Por encima de religiones, particularmente en Occidente, la historia del nacimiento de Jesús, protegido en un pesebre en un local precario, con sus padres José y María y el resto del escenario conocido, se aceptan como tiempo de paz en el año, humildad y de encuentro familiar.

Por encima de religiones, particularmente en Occidente, la historia del nacimiento de Jesús, protegido en un pesebre en un local precario, con sus padres José y María y el resto del escenario conocido, se aceptan como tiempo de paz en el año, humildad y de encuentro familiar.

La leyenda de Papá Noel, a su vez tiene su carácter. La referencia primera y de mayor crédito ubica el origen en San Nicolás de Bari, en Italia: un sacerdote -Nicolás- que los 24 de diciembre repartía juguetes entre los niños carenciados. De allí la idea pasó a los países nórdicos y Nicolás -“Niclaus”- pasó a ser Santa Claus, el abuelo obeso y barbado, abrigado, de blanca pelambre y roja vestimenta, quien -habida cuenta de que diciembre es allí invierno- recorre el mundo en trineo tirado por venados, en un marco de nieve, para distribuir regalos a diestra y siniestra.

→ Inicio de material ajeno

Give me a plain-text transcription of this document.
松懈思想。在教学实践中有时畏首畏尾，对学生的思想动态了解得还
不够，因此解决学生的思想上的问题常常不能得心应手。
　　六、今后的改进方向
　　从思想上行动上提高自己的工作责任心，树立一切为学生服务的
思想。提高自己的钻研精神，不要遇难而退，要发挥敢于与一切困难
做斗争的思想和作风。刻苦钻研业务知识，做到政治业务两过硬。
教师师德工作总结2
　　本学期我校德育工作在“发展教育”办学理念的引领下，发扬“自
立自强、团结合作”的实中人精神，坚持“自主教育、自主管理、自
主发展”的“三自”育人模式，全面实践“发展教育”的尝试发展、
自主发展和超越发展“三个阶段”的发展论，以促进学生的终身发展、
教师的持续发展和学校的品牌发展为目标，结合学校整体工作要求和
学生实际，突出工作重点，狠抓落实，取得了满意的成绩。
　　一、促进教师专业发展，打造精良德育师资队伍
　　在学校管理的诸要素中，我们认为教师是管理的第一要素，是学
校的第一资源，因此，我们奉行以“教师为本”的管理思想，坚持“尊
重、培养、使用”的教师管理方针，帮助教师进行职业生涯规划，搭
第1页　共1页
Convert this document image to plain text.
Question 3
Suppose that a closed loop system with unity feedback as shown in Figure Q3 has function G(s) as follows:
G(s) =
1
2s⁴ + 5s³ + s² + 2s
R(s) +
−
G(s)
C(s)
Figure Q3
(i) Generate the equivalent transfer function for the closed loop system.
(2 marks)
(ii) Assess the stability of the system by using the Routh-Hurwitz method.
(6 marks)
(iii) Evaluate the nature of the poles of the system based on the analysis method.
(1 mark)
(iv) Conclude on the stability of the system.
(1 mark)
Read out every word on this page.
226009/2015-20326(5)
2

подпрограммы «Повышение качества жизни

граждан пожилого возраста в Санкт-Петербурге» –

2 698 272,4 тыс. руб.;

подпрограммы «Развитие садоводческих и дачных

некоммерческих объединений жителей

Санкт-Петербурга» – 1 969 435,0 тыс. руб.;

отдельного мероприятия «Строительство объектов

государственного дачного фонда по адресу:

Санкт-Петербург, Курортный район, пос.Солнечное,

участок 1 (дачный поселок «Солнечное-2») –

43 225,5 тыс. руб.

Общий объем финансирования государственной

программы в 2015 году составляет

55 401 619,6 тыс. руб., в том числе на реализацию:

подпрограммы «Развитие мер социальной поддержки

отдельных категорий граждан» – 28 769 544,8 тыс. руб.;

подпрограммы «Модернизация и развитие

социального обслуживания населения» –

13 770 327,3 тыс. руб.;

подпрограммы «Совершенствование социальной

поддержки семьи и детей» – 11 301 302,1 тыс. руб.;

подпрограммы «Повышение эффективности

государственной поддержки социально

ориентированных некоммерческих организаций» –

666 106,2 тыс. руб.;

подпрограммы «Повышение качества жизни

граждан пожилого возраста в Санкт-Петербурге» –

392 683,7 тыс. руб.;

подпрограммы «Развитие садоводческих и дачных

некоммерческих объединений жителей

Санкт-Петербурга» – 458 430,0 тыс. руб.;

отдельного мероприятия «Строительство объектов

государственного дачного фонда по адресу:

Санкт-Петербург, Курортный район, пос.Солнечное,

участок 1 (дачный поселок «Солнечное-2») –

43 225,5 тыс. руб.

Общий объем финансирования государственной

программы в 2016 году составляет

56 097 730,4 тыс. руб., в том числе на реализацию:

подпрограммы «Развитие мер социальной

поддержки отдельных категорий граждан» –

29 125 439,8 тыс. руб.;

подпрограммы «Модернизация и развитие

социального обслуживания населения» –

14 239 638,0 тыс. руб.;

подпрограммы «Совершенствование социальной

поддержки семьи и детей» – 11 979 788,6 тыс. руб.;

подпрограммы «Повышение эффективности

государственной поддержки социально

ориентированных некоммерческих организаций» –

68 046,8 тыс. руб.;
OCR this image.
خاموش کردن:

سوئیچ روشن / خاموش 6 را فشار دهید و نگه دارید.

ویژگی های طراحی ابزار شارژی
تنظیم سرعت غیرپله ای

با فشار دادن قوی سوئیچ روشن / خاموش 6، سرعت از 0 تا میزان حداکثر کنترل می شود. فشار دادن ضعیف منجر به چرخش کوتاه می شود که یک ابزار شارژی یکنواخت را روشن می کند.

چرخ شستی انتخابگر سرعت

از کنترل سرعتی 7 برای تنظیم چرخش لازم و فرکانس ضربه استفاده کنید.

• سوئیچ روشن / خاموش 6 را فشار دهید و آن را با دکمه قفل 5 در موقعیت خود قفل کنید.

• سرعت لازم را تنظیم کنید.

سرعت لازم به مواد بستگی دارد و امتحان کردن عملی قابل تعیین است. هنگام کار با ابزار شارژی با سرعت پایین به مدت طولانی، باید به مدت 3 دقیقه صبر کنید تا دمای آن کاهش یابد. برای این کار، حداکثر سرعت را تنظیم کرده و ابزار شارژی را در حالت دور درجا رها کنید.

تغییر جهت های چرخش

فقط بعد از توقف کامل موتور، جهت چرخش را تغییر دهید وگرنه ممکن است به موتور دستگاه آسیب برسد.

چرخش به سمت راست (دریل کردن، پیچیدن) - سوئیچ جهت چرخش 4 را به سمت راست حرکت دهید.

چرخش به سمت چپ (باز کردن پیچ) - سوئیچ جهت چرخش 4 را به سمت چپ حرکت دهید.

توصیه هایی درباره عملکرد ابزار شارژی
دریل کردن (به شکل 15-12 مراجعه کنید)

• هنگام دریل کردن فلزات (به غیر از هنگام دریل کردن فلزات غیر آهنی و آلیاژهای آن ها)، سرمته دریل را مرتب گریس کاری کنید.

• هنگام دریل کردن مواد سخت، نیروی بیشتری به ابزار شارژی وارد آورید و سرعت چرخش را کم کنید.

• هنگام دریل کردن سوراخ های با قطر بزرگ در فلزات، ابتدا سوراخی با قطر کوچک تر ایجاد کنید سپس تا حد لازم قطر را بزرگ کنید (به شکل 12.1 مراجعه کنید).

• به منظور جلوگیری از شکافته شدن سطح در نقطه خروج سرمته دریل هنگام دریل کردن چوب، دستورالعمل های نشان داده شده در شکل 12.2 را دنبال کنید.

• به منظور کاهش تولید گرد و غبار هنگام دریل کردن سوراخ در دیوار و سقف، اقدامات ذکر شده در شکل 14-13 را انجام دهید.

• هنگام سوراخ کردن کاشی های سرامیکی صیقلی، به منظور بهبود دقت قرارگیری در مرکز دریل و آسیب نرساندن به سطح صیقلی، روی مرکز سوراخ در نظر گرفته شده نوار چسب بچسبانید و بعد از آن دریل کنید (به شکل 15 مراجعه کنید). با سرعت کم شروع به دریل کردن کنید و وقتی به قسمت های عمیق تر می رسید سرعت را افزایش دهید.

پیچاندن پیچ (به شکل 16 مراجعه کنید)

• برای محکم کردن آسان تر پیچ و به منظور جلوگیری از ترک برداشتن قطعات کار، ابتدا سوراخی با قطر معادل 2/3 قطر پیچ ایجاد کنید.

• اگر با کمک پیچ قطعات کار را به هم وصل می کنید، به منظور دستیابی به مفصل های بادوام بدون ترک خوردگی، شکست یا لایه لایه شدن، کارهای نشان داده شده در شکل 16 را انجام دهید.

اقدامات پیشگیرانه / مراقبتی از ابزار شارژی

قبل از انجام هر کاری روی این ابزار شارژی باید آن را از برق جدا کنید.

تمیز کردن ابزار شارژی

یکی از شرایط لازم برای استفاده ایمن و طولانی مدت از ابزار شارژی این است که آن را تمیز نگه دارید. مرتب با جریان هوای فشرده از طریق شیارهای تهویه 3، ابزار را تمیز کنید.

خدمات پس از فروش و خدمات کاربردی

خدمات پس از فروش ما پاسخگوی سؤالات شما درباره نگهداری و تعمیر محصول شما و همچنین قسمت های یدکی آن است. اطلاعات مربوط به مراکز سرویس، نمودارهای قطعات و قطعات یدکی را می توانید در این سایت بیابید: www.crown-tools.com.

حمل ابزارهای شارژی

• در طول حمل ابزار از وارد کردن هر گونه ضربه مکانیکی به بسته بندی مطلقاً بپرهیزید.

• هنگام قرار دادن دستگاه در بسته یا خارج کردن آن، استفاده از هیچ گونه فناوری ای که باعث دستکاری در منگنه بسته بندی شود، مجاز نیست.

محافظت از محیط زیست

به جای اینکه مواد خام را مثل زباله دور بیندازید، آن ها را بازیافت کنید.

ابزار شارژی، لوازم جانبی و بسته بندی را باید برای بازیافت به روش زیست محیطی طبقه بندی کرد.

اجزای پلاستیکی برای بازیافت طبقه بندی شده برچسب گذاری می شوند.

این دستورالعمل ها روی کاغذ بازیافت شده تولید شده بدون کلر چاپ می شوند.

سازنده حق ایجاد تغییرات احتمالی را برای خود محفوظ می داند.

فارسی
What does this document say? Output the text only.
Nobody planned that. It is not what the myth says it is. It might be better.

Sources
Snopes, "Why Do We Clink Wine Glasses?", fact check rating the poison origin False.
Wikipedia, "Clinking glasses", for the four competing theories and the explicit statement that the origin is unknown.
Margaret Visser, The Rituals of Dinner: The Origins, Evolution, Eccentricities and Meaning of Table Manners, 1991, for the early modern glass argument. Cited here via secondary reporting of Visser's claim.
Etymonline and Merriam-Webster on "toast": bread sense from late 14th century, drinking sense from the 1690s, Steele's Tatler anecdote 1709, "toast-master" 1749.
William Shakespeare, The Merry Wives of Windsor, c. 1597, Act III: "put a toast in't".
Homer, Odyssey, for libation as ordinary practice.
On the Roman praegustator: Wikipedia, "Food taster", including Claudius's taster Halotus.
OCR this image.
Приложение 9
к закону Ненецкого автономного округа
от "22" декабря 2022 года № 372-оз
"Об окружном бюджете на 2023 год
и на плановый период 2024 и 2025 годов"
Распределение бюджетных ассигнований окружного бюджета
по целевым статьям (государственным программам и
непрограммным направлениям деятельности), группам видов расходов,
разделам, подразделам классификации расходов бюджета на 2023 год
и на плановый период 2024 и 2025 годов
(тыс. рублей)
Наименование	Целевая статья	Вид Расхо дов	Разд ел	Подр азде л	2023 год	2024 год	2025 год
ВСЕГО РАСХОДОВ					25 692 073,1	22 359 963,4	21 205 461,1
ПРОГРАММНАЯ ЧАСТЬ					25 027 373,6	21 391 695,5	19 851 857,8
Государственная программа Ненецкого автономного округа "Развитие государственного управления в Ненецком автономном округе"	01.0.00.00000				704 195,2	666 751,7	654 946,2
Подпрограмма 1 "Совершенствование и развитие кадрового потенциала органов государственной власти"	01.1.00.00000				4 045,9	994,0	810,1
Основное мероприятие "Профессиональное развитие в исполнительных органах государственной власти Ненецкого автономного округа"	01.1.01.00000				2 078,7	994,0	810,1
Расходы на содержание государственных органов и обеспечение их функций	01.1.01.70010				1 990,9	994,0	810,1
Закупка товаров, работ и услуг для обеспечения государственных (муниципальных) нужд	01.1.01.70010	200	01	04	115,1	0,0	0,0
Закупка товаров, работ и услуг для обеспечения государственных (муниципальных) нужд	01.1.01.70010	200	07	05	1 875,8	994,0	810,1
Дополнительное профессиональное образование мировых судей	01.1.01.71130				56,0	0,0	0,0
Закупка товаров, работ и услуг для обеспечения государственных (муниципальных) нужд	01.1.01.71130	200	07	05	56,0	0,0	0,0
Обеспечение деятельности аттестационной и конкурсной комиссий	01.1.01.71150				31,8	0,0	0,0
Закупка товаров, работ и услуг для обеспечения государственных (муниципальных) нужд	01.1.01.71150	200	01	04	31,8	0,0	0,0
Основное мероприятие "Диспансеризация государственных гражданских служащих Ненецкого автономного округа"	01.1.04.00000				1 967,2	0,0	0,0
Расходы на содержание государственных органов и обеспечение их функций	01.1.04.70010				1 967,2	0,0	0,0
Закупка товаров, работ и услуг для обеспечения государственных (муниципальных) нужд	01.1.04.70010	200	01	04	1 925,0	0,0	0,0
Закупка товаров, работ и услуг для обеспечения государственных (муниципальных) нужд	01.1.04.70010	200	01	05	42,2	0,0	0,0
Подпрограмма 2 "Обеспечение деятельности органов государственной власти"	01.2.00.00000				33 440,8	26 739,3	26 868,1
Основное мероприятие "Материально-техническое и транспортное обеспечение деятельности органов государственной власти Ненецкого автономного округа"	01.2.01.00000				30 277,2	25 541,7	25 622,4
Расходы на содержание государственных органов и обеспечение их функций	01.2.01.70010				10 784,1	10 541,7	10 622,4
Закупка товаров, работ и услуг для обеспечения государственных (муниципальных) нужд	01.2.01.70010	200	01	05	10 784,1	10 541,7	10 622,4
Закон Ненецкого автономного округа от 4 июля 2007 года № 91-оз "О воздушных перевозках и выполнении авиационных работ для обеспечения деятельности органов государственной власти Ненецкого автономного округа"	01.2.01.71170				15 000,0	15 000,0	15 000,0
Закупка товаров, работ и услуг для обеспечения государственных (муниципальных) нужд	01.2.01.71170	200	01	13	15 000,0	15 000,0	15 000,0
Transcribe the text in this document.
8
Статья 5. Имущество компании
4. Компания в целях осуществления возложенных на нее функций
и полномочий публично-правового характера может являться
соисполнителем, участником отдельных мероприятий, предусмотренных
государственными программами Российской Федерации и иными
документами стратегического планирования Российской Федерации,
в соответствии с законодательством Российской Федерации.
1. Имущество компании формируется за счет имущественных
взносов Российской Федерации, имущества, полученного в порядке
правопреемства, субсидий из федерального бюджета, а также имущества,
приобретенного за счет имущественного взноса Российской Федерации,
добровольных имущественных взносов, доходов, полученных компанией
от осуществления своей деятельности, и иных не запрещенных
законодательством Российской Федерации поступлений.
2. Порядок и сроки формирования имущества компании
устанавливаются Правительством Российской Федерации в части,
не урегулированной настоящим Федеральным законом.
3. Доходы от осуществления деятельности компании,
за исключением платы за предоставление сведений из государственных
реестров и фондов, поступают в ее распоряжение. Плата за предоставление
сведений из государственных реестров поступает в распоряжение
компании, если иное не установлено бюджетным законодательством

Tomados los cuentos por ciertos se explica por qué cuando por aquí estamos en pleno verano, nos adornamos con nieve y venados. Y, mientras los creyentes cristianos aceptan la narración, normalmente los que siguen otras tradiciones no dejan de considerar el momento como un tiempo de sosiego y buena voluntad. Lo mismo pasa con el Fin de Año, que más allá de convicciones religiosas y filosóficas, es un tiempo en que con tolerancia los saludos y buenos deseos proliferan.

Ni que hablar del buen humor del comercio que por doquier suele hacer la diferencia de sus balances anuales en estas jornadas de aguinaldos y gastos.

Las fiestas tienen un trasfondo moral para todos los mortales de buena voluntad, que parte de la aceptación de los sentimientos ajenos y se extiende por valores como la sencillez, la familia y la amistad.

El cierre del año uruguayo, 2015, es la contracara de estas actitudes. Un desgobierno que ya lleva más de 20 años en Montevideo y más de 10 años a nivel nacional es todo lo contrario. Un himno a la soberbia, a la división entre uruguayos, a la mala administración del Estado, y al uso y abuso venal del mismo en perjuicio de la población.

Y, lo peor de todo, que concluye en una suerte de aplicación de la máxima de que “los amigos matan en defensa propia”, o de la que reza que “el hampa no habla”. Han quebrado la Intendencia de Montevideo que recauda más de 2 millones de dólares por día, y han dado lugar al escándalo más grande de la historia nacional que se llama Ancap. Y, lo más despreciable desde una ética elemental es que se niegan a investigar, a determinar responsabilidades y adónde fueron a parar cuantiosos recursos públicos, impunidad inadmisible a la que están abocados los presidentes Mujica y Vázquez. Cabezas del desaguisado al que, y esto es lo más despreciable, en una república apuñalada por la espalda, quieren tapar con un manto confeso de complicidad y encubrimiento, a los responsables directos de lo ocurrido.

Ocultando averiguar quiénes se han llevado cientos de millones de dólares de la producción, del trabajo y de los jubilados uruguayos.

Escamoteándolos a los hospitales, la educación y la vivienda.

Sin olvidar, que la frutilla de la torta es la acción robótica de una mayoría parlamentaria que adhiere a lo mal hecho, sin sentido de responsabilidad ni conciencia.

Como demócratas cabe esperar una condigna y rápida decisión de la Justicia, y la orden de que los principales amorales responsables y beneficiados con el saqueo vayan a dormir al lugar que merecen. Es una felicidad que la gente merece en 2016.